Spectral Bottleneck in Sinusoidal Representation Networks: Noise is All You Need
Hemanth Chandravamsi, Dhanush V. Shenoy, Itay Zinn, Ziv Chen, Shimon Pisnoy, Steven H. Frankel
TL;DR
The paper identifies a spectral bottleneck in SIREN-based implicit neural representations, where high-frequency components are hard to learn due to initialization and spectral energy distribution. It analyzes training dynamics via activation spectra and the empirical NTK to explain why high-frequency targets are difficult to fit and introduces WINNER, a target-aware Gaussian weight perturbation that broadens frequency support without adding trainable parameters. SIREN$^2$ (SIREN with WINNER) demonstrates state-of-the-art results in 1D audio fitting and substantial gains in 2D image fitting, as well as improved performance in image denoising, audio denoising, and audio inpainting, across diverse datasets. The approach highlights the critical impact of initialization on INR performance and provides a practical, robust method for practitioners to better capture fine-scale details in high-frequency domains. Limitations include reliance on knowledge (or estimates) of the target spectral content to set perturbation scales, and sensitivity to learning-rate schedules, suggesting avenues for adaptive or online tuning in future work.
Abstract
This work identifies and attempts to address a fundamental limitation of implicit neural representations with sinusoidal activation. The fitting error of SIRENs is highly sensitive to the target frequency content and to the choice of initialization. In extreme cases, this sensitivity leads to a spectral bottleneck that can result in a zero-valued output.
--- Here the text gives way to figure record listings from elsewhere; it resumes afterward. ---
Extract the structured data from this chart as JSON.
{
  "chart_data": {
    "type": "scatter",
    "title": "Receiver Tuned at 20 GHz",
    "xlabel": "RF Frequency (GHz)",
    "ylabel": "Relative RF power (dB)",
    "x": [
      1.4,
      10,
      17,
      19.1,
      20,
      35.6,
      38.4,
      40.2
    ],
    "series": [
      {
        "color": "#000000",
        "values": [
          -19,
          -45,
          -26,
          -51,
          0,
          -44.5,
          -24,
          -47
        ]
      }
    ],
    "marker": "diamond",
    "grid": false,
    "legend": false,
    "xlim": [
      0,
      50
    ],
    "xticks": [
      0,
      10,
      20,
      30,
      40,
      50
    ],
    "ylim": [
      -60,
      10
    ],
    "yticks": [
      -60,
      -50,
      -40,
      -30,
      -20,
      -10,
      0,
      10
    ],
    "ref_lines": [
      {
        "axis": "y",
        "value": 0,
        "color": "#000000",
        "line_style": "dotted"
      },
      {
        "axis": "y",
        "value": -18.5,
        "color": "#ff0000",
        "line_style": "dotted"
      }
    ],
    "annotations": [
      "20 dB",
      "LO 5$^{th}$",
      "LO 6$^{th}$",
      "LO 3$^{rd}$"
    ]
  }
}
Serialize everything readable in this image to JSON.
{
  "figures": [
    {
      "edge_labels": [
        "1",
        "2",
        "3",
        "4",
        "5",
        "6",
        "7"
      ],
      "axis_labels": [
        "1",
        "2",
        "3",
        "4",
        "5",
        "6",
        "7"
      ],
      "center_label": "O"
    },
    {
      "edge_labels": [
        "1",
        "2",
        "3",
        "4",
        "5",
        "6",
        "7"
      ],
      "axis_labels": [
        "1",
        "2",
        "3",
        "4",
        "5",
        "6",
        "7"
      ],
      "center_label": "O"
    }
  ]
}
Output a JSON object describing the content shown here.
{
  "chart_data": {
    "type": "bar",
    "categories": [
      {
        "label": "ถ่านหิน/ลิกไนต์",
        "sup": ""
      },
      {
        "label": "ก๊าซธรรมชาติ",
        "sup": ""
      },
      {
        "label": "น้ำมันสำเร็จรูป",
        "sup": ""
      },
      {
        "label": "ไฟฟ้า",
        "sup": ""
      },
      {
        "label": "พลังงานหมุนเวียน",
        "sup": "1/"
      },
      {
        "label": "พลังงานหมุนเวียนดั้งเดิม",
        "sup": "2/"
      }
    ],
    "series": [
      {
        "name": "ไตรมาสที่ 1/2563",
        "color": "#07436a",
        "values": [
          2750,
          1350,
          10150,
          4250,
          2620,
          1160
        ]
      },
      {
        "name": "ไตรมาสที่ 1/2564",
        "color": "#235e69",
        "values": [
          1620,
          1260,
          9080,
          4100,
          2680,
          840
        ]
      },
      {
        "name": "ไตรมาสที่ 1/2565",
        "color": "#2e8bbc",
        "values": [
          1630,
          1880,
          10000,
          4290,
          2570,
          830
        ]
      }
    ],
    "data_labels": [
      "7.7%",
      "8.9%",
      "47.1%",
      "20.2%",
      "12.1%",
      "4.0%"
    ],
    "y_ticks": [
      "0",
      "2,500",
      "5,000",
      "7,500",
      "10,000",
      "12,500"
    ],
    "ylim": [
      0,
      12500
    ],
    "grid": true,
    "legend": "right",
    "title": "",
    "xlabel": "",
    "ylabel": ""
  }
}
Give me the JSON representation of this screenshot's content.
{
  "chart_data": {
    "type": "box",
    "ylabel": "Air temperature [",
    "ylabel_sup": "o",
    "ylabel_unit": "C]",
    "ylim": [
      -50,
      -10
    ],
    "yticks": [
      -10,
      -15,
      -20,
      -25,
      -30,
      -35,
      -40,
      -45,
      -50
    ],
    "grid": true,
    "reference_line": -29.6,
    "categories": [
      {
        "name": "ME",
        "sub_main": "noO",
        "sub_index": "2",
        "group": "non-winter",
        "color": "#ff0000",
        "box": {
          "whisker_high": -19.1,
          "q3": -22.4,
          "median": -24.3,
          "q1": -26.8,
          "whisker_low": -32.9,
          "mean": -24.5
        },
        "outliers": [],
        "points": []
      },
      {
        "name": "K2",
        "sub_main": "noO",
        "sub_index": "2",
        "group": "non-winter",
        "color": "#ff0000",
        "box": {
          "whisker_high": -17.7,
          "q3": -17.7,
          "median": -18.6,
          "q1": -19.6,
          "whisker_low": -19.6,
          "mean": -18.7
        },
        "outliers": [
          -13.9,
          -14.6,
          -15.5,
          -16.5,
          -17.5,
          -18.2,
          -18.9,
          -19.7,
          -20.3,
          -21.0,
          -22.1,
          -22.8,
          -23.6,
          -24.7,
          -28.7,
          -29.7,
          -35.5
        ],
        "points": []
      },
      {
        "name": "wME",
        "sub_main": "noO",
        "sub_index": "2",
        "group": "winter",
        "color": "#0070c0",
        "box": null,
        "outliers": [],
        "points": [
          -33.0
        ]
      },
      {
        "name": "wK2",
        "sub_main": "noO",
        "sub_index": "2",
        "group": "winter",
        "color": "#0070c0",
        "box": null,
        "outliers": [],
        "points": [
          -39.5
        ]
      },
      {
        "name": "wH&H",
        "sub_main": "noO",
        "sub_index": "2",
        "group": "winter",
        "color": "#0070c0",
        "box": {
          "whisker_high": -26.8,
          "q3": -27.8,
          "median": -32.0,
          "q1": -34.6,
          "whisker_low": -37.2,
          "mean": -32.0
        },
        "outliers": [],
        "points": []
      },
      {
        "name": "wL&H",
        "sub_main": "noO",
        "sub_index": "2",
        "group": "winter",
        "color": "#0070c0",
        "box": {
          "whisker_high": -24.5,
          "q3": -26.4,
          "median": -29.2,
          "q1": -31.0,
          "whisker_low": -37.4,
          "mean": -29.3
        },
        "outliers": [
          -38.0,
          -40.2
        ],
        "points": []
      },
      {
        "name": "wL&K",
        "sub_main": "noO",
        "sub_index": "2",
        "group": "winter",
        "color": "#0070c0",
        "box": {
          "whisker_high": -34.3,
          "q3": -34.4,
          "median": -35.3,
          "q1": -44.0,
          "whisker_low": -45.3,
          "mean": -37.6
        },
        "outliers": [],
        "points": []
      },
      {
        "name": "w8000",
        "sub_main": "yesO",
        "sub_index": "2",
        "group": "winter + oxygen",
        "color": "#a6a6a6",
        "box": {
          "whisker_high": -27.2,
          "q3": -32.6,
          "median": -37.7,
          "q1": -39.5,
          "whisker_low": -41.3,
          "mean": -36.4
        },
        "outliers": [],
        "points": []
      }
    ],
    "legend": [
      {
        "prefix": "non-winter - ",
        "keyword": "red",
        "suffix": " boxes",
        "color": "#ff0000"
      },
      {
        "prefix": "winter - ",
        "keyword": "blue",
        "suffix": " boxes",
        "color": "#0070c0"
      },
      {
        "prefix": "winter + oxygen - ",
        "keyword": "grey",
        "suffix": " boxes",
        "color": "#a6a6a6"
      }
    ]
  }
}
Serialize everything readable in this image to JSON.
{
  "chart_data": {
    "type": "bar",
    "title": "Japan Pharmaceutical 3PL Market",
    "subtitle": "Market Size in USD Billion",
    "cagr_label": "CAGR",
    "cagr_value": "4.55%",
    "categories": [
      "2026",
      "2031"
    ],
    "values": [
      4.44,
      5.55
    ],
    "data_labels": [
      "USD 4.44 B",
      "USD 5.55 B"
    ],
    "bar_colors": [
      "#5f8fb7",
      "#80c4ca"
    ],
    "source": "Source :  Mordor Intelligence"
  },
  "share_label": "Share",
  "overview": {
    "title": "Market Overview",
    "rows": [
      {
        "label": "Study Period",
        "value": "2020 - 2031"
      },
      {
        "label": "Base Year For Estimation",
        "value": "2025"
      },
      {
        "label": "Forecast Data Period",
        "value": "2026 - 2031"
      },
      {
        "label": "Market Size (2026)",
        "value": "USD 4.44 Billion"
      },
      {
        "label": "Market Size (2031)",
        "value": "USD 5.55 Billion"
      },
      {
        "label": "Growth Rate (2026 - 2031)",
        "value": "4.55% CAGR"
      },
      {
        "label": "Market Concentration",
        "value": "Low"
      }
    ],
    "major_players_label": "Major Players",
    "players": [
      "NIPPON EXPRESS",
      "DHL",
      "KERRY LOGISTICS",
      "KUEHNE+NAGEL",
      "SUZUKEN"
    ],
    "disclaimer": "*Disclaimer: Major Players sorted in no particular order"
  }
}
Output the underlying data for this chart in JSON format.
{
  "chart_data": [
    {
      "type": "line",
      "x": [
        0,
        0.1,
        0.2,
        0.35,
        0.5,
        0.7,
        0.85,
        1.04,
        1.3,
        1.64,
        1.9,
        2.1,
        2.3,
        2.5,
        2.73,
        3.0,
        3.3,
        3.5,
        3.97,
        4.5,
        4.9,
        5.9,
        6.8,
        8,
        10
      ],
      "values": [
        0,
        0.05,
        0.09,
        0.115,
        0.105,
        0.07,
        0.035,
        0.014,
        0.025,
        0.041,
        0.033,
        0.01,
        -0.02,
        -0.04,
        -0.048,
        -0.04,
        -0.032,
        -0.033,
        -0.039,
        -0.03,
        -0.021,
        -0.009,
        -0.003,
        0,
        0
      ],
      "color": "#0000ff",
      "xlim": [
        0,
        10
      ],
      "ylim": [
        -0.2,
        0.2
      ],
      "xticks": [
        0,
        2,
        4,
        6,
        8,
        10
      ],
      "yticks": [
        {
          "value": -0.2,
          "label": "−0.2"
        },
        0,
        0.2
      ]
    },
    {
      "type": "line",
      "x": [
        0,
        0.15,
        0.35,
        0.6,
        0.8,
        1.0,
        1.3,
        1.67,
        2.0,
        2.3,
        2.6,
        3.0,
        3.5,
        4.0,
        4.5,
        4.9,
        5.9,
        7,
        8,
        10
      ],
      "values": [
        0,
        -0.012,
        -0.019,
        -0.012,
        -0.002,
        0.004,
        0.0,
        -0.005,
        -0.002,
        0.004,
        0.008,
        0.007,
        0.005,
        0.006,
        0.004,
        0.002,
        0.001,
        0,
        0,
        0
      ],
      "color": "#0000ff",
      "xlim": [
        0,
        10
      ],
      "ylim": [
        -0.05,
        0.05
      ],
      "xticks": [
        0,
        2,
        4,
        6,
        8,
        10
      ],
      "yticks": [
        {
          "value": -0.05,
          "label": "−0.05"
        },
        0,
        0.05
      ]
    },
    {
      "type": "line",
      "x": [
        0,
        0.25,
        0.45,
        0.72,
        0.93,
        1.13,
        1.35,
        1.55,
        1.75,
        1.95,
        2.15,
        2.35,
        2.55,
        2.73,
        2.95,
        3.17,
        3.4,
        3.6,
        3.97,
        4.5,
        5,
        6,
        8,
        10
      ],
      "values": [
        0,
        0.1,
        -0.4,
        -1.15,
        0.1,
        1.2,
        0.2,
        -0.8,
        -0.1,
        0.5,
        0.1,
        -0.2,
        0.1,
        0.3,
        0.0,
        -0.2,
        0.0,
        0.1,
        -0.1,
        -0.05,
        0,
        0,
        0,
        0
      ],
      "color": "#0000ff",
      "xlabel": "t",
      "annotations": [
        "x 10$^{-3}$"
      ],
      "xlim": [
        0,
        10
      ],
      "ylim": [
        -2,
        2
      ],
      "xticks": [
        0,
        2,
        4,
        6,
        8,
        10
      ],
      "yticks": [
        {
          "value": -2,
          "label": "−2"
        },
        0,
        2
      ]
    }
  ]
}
This phenomenon is characterized by analyzing the evolution of activation spectra and the empirical neural tangent kernel (NTK) during the training process. An unfavorable distribution of energy across frequency modes was noted to give rise to this failure mode. Furthermore, the effect of Gaussian perturbations applied to the baseline uniformly initialized weights is examined, showing how these perturbations influence activation spectra and the NTK eigenbasis of SIREN. Overall, initialization emerges as a central factor governing the evolution of SIRENs, indicating the need for adaptive, target-aware strategies as the target length increases and fine-scale detail becomes essential. The proposed weight initialization scheme (WINNER) represents a simple ad hoc step in this direction and demonstrates that fitting accuracy can be significantly improved by modifying the spectral profile of network activations through a target-aware initialization. The approach achieves state-of-the-art performance on audio fitting tasks and yields notable improvements in image fitting tasks.